Buna karşılık, karayolu taşımacılığının birim taşımada gerek yolcu/km, gerek ton/km maliyeti, tükettiği enerji miktarı, kullandığı enerji türü, yol açtığı çevre kirliliği, yüksek kaza riski ve özellikle uluslararası siyasi ve ekonomik konjonktürde meydana gelen gelişmeler karşısında göreceli olarak hassas ve kırılgan bir yapı arzetmesi nedeniyle, bazı dezavantajları da bulunmaktadır. Ayrıca sektör, başta zorlu rekabet ve yükselen petrol fiyatları nedeniyle artan maliyet giderleri olmak üzere, kendi içinde bazı zorluklarla karşı karşıya bulunmaktadır.

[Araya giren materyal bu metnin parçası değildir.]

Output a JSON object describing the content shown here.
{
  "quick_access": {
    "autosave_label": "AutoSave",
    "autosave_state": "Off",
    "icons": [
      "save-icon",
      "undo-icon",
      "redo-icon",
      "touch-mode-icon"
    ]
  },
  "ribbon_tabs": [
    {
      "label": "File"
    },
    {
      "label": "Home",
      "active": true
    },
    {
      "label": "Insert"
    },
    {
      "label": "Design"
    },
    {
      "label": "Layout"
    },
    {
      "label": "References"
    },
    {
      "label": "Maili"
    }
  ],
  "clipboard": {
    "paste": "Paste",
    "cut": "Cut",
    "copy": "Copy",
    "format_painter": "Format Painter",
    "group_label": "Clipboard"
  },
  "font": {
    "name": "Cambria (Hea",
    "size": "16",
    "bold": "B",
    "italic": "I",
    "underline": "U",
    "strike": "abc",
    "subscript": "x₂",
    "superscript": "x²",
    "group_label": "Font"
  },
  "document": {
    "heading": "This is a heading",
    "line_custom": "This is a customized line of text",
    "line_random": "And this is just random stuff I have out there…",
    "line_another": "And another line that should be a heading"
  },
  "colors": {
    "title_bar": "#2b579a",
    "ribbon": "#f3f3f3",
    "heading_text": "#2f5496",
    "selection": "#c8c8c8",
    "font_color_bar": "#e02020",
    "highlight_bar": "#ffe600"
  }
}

Buna rağmen, gerek batı ülkelerinde, gerek ülkemizde demir ve havayoluna nazaran, karayoluna yönelim oranı giderek yükselmektedir. AB ülkeleri genelinde yapılan bir araştırmanın sonucuna göre, 1990-1998 arası dönemde demiryolu ile yük taşımacılığında %43,5 oranında bir azalma olurken, aynı dönemde karayolu taşımacılığında %19,4 oranında bir artış gerçekleşmiştir. Benzer bir eğilime ülkemizde de tanık olunmaktadır. Sektörle ilgili istatistiki verilere göre, 2004 yılı itibarıyla, 2001 yılına nazaran Türk araçlarının gerçekleştirdikleri yurtdışı toplam ihraç taşımalarında % 150, ithal taşımalarda ise %100 oranında artış olmuştur.

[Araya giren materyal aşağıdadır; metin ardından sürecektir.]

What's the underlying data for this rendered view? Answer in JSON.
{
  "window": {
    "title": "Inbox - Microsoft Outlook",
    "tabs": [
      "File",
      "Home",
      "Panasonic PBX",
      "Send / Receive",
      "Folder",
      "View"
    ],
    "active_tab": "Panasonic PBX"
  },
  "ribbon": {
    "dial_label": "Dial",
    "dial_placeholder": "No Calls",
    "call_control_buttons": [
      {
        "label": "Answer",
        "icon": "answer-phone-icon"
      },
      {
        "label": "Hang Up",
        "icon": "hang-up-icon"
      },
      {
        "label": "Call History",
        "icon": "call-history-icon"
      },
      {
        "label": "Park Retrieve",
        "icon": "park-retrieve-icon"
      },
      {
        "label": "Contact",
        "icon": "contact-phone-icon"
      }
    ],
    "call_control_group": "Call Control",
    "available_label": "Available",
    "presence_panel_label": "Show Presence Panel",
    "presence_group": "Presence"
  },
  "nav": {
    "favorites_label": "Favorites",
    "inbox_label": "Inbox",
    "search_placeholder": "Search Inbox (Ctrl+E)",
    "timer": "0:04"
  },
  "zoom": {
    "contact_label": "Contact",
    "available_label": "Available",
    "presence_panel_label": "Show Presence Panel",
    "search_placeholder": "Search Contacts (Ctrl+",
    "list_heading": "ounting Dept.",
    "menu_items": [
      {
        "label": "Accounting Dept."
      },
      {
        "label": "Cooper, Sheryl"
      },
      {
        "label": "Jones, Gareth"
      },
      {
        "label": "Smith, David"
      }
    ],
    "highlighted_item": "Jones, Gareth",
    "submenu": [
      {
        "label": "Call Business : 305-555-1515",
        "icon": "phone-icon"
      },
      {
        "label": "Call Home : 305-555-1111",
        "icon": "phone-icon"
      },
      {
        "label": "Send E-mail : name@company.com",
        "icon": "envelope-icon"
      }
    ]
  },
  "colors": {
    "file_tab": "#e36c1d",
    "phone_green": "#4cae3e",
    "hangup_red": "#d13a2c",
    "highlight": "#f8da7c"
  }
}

Bu yazıda, uluslararası planda yaşanan gelişmeler ve bu bağlamda, Türkiye’deki kara taşımacılığı sektörünün içinde bulunduğu mevcut durum, karşılaştığı sorunlar ile bunlara ilişkin çözüm yolları üzerinde durulmaya çalışılmıştır. Ancak, burada göz önünde bulundurulması gereken önemli konulardan birisi de, kurumsallaşma eksikliğinin bir sonucu olarak, özellikle yurtiçi taşımalarla ilgili kesin istatistiki verilerin bulunamamasıdır.